9. Dès lors que les conslusions à fin d’annulation de l’arrêté du 8 juillet 2022 présentées par M. A sont rejetées par le présent jugement, il n’y a plus lieu de statuer sur les conclusions à fin d’annulation de l’arrêté du 8 avril 2022.
10. Il résulte de l’ensemble ce qui précède que M. A n’est pas recevable à demander l’annulation de la décision du 8 juillet 2022 retirant l’arrêté du 8 avril 2022, qu’il n’est pas fondé à demander l’annulation de la décision du 8 juillet 2022 refusant de délivrer le permis d’aménager sollicité et qu’il n’y a plus lieu de statuer sur les conclusions à fin d’annulation de l’arrêté du 8 avril 2022. Il a lieu, par conséquent, de rejeter les conclusions présentées à fin d’injonction.
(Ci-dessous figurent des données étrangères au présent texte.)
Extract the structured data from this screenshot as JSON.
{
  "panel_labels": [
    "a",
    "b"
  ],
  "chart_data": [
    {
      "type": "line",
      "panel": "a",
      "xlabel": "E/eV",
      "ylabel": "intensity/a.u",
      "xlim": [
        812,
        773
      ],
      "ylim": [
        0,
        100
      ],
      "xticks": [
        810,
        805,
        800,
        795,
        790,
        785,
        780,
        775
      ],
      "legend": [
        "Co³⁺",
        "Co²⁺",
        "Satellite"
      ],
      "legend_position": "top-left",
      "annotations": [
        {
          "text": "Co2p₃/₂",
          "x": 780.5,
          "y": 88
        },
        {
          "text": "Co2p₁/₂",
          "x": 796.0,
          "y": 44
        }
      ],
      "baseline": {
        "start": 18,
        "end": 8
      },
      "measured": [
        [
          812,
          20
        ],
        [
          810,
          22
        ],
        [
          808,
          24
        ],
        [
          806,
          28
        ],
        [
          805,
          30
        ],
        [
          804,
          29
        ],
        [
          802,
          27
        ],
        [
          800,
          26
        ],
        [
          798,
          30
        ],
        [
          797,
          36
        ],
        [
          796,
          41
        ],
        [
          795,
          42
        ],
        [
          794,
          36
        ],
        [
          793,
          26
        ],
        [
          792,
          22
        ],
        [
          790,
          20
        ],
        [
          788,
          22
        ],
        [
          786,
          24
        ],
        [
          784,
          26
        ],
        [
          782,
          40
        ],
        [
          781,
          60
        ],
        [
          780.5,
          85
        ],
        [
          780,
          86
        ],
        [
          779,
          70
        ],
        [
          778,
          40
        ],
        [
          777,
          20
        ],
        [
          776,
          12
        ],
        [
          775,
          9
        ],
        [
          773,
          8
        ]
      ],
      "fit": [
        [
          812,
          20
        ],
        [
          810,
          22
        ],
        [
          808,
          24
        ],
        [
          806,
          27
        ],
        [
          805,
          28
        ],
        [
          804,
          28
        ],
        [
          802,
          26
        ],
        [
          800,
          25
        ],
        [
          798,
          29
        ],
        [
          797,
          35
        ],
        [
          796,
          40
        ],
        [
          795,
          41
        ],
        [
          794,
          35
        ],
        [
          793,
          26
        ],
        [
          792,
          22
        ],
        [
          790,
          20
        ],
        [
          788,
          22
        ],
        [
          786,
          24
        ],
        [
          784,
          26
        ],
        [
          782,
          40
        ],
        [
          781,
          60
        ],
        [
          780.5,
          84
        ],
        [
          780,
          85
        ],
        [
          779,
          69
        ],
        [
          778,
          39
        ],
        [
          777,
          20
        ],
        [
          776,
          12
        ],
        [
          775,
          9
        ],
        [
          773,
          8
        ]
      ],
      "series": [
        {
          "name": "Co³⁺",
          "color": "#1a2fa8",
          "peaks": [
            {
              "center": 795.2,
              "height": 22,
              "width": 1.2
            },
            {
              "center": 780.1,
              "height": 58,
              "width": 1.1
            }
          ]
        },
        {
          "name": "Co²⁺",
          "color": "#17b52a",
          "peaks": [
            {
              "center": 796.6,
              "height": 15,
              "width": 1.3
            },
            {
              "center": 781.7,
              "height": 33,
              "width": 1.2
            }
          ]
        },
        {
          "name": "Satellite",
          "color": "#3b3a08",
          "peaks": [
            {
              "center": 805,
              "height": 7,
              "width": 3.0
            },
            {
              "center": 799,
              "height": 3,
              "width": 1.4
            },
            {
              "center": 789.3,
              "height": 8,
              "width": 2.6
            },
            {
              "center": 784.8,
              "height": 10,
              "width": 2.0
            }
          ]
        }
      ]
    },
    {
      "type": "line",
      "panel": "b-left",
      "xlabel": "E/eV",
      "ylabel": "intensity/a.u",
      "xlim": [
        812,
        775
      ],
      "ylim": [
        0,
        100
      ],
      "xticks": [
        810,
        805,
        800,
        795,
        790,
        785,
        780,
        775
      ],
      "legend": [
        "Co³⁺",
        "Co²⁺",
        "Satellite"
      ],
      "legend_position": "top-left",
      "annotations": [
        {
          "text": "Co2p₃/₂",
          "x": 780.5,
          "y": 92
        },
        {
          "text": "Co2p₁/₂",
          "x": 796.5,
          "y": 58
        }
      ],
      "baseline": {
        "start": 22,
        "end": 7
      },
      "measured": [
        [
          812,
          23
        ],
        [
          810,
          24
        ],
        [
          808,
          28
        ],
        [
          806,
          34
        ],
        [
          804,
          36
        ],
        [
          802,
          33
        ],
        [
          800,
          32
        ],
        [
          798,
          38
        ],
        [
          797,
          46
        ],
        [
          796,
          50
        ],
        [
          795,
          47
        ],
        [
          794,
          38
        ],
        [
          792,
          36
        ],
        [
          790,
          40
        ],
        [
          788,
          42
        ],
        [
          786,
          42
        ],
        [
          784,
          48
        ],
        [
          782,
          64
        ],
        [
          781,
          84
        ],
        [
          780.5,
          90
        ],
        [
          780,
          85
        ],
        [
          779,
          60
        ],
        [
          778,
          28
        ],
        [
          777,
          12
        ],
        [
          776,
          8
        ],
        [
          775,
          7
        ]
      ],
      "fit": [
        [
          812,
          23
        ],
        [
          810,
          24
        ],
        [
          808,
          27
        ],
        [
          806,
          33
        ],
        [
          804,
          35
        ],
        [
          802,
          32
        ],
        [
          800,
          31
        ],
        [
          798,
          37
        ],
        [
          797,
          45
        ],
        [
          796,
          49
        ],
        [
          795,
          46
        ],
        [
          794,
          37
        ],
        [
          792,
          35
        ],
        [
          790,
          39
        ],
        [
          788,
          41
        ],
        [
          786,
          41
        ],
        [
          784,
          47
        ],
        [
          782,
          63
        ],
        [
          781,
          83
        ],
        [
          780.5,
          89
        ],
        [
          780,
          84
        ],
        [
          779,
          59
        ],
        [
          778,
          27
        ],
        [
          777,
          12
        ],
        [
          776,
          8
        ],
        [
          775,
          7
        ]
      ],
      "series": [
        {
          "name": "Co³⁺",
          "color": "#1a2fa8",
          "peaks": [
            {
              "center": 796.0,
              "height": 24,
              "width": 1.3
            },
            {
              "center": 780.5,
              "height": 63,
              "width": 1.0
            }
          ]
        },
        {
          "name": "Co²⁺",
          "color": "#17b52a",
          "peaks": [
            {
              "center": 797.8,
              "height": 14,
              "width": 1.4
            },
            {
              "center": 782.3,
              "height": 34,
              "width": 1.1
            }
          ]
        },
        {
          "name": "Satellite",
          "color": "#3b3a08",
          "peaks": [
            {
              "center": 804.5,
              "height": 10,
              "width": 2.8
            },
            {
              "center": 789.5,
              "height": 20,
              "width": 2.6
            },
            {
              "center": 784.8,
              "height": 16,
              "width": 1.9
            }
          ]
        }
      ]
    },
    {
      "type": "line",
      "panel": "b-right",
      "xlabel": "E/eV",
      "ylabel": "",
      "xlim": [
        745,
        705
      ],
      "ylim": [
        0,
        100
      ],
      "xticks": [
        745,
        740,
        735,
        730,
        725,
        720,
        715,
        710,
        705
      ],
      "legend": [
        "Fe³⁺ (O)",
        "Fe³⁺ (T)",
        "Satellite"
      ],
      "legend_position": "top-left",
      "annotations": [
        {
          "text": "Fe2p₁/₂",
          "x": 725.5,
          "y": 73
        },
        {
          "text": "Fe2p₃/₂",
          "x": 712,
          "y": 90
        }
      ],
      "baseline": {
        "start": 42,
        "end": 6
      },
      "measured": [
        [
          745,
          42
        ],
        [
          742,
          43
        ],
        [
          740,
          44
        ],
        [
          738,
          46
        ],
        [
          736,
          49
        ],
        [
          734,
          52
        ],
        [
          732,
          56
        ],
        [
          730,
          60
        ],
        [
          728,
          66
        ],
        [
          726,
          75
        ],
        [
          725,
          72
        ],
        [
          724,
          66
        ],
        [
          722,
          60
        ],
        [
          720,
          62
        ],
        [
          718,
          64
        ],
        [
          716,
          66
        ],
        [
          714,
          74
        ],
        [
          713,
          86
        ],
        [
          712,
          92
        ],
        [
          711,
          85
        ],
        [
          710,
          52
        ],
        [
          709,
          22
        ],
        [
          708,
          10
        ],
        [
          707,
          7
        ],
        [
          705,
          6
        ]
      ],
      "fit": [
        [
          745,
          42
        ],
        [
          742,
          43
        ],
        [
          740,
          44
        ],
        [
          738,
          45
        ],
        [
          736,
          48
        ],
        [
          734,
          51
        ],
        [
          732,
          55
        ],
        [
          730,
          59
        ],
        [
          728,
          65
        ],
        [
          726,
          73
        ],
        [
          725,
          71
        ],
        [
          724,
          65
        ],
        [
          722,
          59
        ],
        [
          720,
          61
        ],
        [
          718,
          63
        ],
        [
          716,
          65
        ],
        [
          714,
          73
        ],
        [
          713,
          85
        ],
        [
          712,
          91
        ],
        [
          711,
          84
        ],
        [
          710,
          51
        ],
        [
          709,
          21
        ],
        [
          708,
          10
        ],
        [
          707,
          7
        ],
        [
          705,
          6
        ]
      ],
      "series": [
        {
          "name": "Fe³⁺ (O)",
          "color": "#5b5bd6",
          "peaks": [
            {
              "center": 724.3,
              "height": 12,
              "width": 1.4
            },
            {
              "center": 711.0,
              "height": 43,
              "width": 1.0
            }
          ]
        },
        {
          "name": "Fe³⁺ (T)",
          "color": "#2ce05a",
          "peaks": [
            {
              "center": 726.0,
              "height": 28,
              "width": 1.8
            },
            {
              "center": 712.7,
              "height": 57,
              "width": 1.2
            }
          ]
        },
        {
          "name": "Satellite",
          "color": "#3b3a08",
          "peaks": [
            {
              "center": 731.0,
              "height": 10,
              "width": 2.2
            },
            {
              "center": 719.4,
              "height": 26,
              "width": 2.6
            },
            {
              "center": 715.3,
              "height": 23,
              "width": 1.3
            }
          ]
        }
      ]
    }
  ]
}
Sur les frais d’instance :
11. Il n’y a pas lieu, dans les circonstances de l’espèce, de mettre à la charge de l’une ou l’autre des parties les sommes qu’elles demandent au titre des frais d’instance sur le fondement des dispositions de l’article L. 761-1 du code de justice administrative.
DECIDE
Article 1er : Il n’y a pas lieu de statuer sur les conclusions à fin d’annulation de l’arrêté attaqué du maire de la commune de Bargemon en date du 8 avril 2022.
Article 2 : Le surplus des conclusions de la requête est rejeté.
Article 3 : Les conclusions présentées par la commune de Bargemon sur le fondement des dispositions de l’article L. 761-1 du code de justice administrative sont rejetées.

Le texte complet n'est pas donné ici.